INTRODUCTION

Le statut des libertés publiques en France s’est formé par sédimentations successives. Il ne s’agit ni d’une évolution linéaire, ni d’un progrès continu. Mais certains apports, qui ont été le fruit de revendications passées, sont restés comme éléments constitutifs du régime des libertés publiques. Il est important, alors même que ces textes sont toujours en vigueur, de les situer dans leur contexte historique, pour comprendre leur portée. Cette formation historique des libertés publiques explique qu’il n’y ait pas une définition théorique unique de celles-ci. Il n’y a pas un texte constitutif, mais des textes successifs, qui correspondent à des conceptions diverses, voire opposées, des libertés ou de la liberté.

Le terme de « libertés publiques », auquel le droit positif en vigueur fait une certaine place (article 34 de la Constitution de 1958), a été parfois utilisé au singulier (par exemple dans l’Acte additionnel aux Constitutions de l’Empire, du 22 avril 1815). Les termes de « libertés individuelles » (1) ou de « droits individuels » (2) ont eu, curieusement, un sens voisin.

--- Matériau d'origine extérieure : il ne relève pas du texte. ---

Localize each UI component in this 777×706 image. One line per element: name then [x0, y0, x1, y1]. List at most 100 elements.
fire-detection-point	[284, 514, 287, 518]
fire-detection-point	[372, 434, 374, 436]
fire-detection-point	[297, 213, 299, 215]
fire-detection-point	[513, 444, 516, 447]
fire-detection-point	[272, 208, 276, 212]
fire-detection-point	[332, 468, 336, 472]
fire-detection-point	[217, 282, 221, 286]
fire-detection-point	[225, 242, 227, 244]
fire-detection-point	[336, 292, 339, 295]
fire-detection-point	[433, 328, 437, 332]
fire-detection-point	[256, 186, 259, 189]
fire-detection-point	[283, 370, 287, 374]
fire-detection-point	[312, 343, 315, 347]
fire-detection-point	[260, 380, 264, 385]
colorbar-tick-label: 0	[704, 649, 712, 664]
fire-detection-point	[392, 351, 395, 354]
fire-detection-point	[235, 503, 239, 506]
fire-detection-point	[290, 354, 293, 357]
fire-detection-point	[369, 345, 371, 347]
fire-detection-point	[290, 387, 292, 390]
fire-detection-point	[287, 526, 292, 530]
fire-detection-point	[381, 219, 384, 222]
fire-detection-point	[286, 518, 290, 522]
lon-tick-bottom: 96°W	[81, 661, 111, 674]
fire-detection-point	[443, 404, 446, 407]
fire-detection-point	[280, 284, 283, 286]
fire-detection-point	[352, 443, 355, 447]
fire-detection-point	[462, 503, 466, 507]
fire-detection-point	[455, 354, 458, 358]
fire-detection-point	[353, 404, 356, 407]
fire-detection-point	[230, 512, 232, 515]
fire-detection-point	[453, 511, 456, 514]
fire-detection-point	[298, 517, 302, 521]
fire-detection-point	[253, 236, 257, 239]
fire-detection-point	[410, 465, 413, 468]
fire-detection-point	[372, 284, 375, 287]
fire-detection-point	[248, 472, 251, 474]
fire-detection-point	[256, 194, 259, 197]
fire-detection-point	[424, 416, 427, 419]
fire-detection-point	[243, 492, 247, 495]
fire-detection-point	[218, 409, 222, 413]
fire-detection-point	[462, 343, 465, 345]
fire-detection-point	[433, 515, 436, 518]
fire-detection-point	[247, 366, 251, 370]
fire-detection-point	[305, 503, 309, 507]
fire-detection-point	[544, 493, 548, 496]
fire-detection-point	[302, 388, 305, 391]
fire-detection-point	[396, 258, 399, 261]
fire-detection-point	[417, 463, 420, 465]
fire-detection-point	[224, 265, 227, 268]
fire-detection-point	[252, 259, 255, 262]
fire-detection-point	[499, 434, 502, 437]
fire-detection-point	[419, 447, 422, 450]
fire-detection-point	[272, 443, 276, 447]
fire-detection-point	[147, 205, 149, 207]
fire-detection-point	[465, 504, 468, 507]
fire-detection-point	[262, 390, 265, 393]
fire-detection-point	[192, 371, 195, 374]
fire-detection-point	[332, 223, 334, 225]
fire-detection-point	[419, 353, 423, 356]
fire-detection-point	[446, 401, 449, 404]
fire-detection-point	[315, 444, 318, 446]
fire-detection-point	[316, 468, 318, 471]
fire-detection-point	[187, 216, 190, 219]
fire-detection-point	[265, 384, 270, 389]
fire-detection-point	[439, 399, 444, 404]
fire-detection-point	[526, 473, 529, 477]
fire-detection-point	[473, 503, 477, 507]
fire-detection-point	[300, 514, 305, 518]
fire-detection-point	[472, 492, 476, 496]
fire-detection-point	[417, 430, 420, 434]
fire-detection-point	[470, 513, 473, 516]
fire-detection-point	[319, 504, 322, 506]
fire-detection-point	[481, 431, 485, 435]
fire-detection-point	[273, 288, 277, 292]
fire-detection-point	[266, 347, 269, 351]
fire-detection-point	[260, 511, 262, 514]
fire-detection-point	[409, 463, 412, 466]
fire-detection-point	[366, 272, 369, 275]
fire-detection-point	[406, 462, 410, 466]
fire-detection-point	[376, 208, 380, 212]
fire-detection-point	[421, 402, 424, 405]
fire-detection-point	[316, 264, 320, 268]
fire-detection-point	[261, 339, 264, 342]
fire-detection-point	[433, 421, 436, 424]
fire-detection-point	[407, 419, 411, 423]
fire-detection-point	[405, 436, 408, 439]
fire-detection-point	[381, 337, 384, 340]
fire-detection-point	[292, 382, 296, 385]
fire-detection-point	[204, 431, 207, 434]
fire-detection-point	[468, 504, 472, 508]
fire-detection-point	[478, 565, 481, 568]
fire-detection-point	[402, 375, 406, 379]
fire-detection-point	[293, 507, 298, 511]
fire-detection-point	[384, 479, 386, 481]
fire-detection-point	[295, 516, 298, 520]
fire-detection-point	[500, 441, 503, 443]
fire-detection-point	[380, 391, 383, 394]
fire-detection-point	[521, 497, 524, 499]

Un autre terme a connu une fortune historique variable : celui de « droits de l’homme ». Le 26 août 1789, l’Assemblée nationale adopte la « Déclaration des droits de l’homme et du citoyen », à laquelle se réfère aujourd’hui le Préambule de la Constitution de 1958. La même expression a été retenue par l’Assemblée générale de l’ONU (« Déclaration universelle des droits de l’homme » du 10 décembre 1948) et par le Conseil de l’Europe (« Convention de sauvegarde des droits de l’homme et des libertés fondamentales » du 4 novembre 1950).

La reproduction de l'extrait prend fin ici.